Sí, esa soy... Y desde niña que amo estar en soledad, pero lo hago, porque sé que también tengo la fortuna de poder compartir, reír, llorar y sentirme bien acompañada si mi alma así lo necesitara. No es lo mismo estar en soledad que sentir soledad.... Sentirse solo.
Hace un tiempo, escribí unas palabras respecto a este tema, que quiero volver a plasmar en este espacio:
"Esa mañana, inspirada por un libro llamado "Lo opuesto a la soledad", había estado buscando en el diccionario el antónimo de aquella palabra. El término contrario a la soledad como estado emocional.
"Acompañamiento", "Aglomeración", "Amparo", "Comunicación", "Concurrencia", decía el diccionario. Ninguna de esas palabras era el antónimo de soledad, ninguna transmitía la sensación de sentir la compañía, la sensación de sentirse contenido en la vida.
Es que sentir soledad es una emoción que puede experimentarse aun en una habitación llena de personas. Richard Bach dijo alguna vez que lo opuesto a la soledad no es la compañía, sino la intimidad...
Al parecer, es cierto que nos hace falta una palabra opuesta a ese sentimiento.
Hubo, sin embargo, un término dentro de la lista de antónimos que me llamó la atención: "Alegría". Decía que lo opuesto a sentirse solo es también alegría. Por ahí podía andar la cosa...
La verdad es que no sé cuál es la palabra opuesta a la soledad, pero lo que sí creo es que esa sensación, la de no sentir un penoso y desamparado aislamiento, se instala definitivamente en nuestras vidas cuando nos entregamos con todo el cuerpo y el alma al compartir.
Esa frase del libro (y película) "Hacia rutas salvajes", que dice que la felicidad es solo real cuando es compartida, considero que no es una frase hecha. Cuando compartimos, descubrimos que nuestras vidas pueden ser dispares, pero que las emociones no lo son. Las emociones son universales y al expresarlas algo mágico sucede: descubrimos que somos una multitud de personas, que somos un equipo y que estamos juntos en ese lugar llamado Tierra, juntos en este desafío llamado Vida.

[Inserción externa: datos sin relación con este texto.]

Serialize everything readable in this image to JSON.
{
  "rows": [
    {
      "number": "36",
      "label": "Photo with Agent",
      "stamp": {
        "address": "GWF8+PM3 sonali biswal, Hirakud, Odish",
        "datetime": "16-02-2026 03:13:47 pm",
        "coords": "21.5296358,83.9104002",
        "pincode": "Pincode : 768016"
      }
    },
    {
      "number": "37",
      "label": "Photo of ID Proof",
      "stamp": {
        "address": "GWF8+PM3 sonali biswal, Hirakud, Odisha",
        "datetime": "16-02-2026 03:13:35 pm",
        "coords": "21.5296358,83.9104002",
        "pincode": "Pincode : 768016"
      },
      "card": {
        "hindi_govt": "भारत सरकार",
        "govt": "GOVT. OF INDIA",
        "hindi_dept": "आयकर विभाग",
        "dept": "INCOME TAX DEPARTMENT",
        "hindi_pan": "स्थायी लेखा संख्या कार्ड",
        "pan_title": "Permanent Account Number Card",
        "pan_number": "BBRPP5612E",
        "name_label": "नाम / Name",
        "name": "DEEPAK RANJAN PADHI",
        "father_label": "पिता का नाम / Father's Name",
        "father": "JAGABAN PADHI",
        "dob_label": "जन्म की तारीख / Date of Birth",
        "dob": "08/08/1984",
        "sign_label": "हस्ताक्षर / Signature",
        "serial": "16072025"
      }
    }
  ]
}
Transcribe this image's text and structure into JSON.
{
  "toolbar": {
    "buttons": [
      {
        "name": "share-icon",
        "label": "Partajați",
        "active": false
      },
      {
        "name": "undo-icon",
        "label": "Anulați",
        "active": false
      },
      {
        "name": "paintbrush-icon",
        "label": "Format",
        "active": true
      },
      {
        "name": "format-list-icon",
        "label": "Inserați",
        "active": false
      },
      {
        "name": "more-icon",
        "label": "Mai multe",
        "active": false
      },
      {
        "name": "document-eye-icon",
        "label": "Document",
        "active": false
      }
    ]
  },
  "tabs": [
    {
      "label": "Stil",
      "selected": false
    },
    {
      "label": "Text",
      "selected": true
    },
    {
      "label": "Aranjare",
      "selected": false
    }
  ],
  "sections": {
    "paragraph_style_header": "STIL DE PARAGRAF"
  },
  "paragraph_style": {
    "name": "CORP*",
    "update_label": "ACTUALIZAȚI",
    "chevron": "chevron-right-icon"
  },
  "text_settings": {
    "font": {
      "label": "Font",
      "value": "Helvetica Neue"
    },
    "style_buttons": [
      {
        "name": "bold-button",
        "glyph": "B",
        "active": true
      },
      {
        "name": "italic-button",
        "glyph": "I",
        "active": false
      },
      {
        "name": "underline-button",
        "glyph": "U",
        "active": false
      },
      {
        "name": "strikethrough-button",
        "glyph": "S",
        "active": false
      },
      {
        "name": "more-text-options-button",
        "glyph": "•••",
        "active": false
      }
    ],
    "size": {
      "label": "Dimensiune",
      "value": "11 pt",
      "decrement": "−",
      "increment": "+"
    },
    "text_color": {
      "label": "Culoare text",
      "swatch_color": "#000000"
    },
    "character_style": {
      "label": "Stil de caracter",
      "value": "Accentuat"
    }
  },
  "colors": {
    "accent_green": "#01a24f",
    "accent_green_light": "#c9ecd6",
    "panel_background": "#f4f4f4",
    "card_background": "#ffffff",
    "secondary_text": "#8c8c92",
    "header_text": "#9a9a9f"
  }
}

El viernes, a medida que me acercaba a lo de mi hermana, que es un ser que con su sola existencia me hace entender que aunque esté perdida en el país más remoto de este planeta, jamás voy a estar sola, recordé algo que alguna vez me contaron. Un ritual que dos hermanas cumplían hacía años, todos los días y sin excusas. Lo cierto es que no necesitaban excusas porque ese ritual les hacía bien:
Cada noche se llamaban por teléfono y se contaban tres cosas buenas que les había pasado ese día. A veces, creemos que no podemos rescatar ni medio acontecimiento agradable, pero de pronto, cuando escuchamos a alguien a quien queremos del otro lado, nos damos cuenta de que ya tenemos por lo menos uno. Y así, de pronto, descubrimos que cada día -aun el peor-, tiene sus momentos para estar agradecido.
Este último viernes recordé especialmente estas palabras. Las recordé porque, a diferencia de anotar lindos momentos y atesorarlos en un frasco como suelo hacerlo, a diferencia de este mismo instante en el cual escribo y en el cual agradezco el aroma a tierra mojada que acaba de dejar la lluvia, ese ritual, la diferencia que tiene, es que es un ritual compartido. Es un ritual que no solo te hace apreciar lo maravilloso de la vida cada día, sino que también te hace sentir lo opuesto a la soledad.
Estamos en esto juntos. Hagamos que algo pase en este mundo.
Hoy, reafirmo mi deseo de que para estos días que vienen entendamos que somos miles de personas en este mundo, en el mismo presente, y que estamos juntos en esta vida; deseo que aprendamos el valor de compartir; y deseo que cada uno pueda encontrar sus propios caminos que lo conduzcan hacia lo opuesto a una soledad doliente.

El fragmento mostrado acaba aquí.